Rugged radio networks quit the control cabinet

One of the many developments on show on the vast Siemens stand at the recent SPS/IPC/Drives Show in Germany was a second generation of IWAN (industrial wide area network) products using new methods to ensure reliable data transmission and to protect access. The components have rugged IP65 housings allowing them to be used directly in a plant rather than in control cabinets.

The IWAN components are used to create radio networks to IEEE 802.11b/g with data rates up to 54 Mbits/s, and transmission ranges of 30m indoors, or 100m outdoors. There are four main components:

• "robust access points" (RAPs) that create the network and are equipped with Ethernet interfaces for connecting the radio network to standard Ethernet systems;

• similar devices with two radio cards that allow simultaneous connections to a mobile local terminal and to a remote location;

• "robust client modules" (RCMs) which link Ethernet-equipped nodes such as PCs or PLCs to the radio network; and

• a communications processor in a PC-card format that allows mobile programming devices and PC-based devices to be linked to the IWAN.

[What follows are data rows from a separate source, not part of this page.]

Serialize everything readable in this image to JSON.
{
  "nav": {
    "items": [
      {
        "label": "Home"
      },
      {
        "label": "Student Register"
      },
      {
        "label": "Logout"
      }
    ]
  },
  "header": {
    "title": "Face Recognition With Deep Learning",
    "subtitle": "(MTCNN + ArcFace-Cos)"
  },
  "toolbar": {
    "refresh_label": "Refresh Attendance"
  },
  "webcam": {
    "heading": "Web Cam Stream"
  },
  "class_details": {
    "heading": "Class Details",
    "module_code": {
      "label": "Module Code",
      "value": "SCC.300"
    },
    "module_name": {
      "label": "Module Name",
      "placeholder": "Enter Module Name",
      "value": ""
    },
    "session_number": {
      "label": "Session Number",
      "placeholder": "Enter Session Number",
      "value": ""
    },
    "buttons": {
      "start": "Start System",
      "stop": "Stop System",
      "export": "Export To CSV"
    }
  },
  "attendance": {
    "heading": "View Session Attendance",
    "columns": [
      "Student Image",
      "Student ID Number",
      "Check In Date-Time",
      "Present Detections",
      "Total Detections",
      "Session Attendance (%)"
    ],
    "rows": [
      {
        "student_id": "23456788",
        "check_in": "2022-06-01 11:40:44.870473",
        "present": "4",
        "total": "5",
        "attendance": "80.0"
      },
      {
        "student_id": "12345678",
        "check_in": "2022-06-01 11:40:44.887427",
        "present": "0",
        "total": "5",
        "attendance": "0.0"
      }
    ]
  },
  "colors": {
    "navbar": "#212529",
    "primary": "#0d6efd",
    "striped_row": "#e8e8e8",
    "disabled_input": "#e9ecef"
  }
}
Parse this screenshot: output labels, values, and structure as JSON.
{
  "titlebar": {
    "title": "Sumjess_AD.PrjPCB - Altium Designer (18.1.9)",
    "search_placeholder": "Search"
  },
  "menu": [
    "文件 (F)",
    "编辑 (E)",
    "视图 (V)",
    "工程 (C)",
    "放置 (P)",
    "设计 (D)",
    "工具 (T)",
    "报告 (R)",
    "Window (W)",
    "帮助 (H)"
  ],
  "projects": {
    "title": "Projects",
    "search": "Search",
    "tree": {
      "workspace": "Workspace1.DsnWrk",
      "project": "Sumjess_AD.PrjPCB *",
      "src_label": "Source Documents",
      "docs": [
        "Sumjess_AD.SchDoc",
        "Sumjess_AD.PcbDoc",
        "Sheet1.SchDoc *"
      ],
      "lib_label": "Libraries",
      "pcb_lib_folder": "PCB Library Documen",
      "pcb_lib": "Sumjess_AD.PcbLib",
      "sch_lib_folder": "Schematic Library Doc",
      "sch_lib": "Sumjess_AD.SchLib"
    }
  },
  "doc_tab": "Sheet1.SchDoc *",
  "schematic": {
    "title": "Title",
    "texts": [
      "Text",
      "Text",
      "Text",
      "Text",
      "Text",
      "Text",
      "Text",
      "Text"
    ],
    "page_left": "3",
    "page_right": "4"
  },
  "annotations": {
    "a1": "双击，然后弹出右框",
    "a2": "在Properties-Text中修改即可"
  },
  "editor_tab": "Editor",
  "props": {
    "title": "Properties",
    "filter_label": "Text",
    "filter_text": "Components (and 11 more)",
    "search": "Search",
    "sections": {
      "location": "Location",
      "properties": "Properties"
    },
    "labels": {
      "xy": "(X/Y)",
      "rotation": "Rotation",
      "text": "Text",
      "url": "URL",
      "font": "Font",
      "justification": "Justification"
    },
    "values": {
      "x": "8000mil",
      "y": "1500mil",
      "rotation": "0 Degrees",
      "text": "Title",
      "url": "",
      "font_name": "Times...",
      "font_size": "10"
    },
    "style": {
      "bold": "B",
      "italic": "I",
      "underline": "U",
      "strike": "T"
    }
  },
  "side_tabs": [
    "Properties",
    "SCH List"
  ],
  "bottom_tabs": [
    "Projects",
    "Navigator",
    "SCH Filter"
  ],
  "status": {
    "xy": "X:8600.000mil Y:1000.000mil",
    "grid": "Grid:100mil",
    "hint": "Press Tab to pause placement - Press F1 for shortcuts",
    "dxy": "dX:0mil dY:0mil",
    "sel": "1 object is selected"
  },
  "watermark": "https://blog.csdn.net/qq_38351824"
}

Siemens says that its new IWAN technology goes beyond the requirements of IEEE 802.11 to ensure safe, deterministic data transmission and to protect against unauthorised access. Commercial and industrial data can be carried on the same network but a fixed bandwidth can be reserved for selected equipment to ensure that a central controller will receive alarm data from its remote terminals, even when there is a high volume of traffic on the radio network.